A brochure I received from the International Information Systems Security Certifications Consortium or (ISC)² defined the CISSP (Certified Information Systems Security Professional) designation as follows :

"The CISSP certification is an independent and objective measurement of professional expertise and knowledge within the information security profession."

I would further add that it denotes an individual who has the following qualifications:

1. Three or more years of direct professional experience in one or more areas of Information Security.
2. Has read, understood and agreed to abide by the ISC² code of ethics
3. Demonstrated a comprehensive understanding of the common body of knowledge of the Information Security field. This body of knowledge is divided into ten domains or areas, and understanding of the material is demonstrated by a rigorous test administered once a quarter all over the world.
4. Demonstrates a commitment to stay up-to-date in the field by earning 120 Continuing Professional Education (CPE) credits every three years.
5. Was one of a group of only 4,000 individuals world-wide by end of 2000. (See below for details, but the number of CISSPs has skyrocketed since I wrote this.)

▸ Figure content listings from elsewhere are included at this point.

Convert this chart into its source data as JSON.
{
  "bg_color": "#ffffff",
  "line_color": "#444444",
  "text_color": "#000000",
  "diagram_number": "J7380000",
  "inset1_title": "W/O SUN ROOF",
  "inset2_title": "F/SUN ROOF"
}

According to an e-mail message I received from James E. Duffy, CISSP (ISC² VP) on 9/12/2000, "there are approximately 3000 CISSPs. The number is up from just under 2000 at the end of 1999. Based on the number of exams scheduled for the rest of the year, on 12/31/00 we will be very close to the 4000 number. This will mark the 3rd consecutive year that we have doubled our base." And according to SECURITY WIRE DIGEST, VOL. 4, NO.74, OCTOBER 3, 2002, "The (ISC)2 Monday honored its 10,000th Certified Information Systems Security Professional (CISSP)... According to (ISC)2, the number of CISSPs, one of the security industry's most coveted certifications, has grown from 2,000 in 1999 and is expected to hit 15,000 by the end of the year [2002]."

Formed in mid-1989, the International Information Systems Security Certification Consortium or (ISC)² was established as a nonprofit corporation to develop a certification program for information systems security practitioners. There is a 10 day review class that helps you understand what material will be covered on the exam. Note this is simply an outline of the material to be covered -- it does not teach the material! It is well worth it, just for the discussions with the other students and instructors. The class materials are also helpful.

Here is some other information as well:

• The CISSP receives international standardization, "The security professional credential got a big boost today when it became part of ISO/IEC 17024."
• Revisiting the security certification landscape
  • "Demonstrates knowledge of network and systems security principles, safeguards and practices. Of primary interest to full-time IT security professionals who work in internal security positions, or who consult with third parties on security matters. CISSPs are capable of analyzing security requirements, auditing security practices and procedures, designing and implementing security policies and managing and maintaining an ongoing and effective security infrastructure."
• SC Magazine's take on the CISSP certification -- April 1998 Last word.
• Stephen Cobb's definition of what a CISSP is.
• (ISC)² "Article About The CISSP Certification".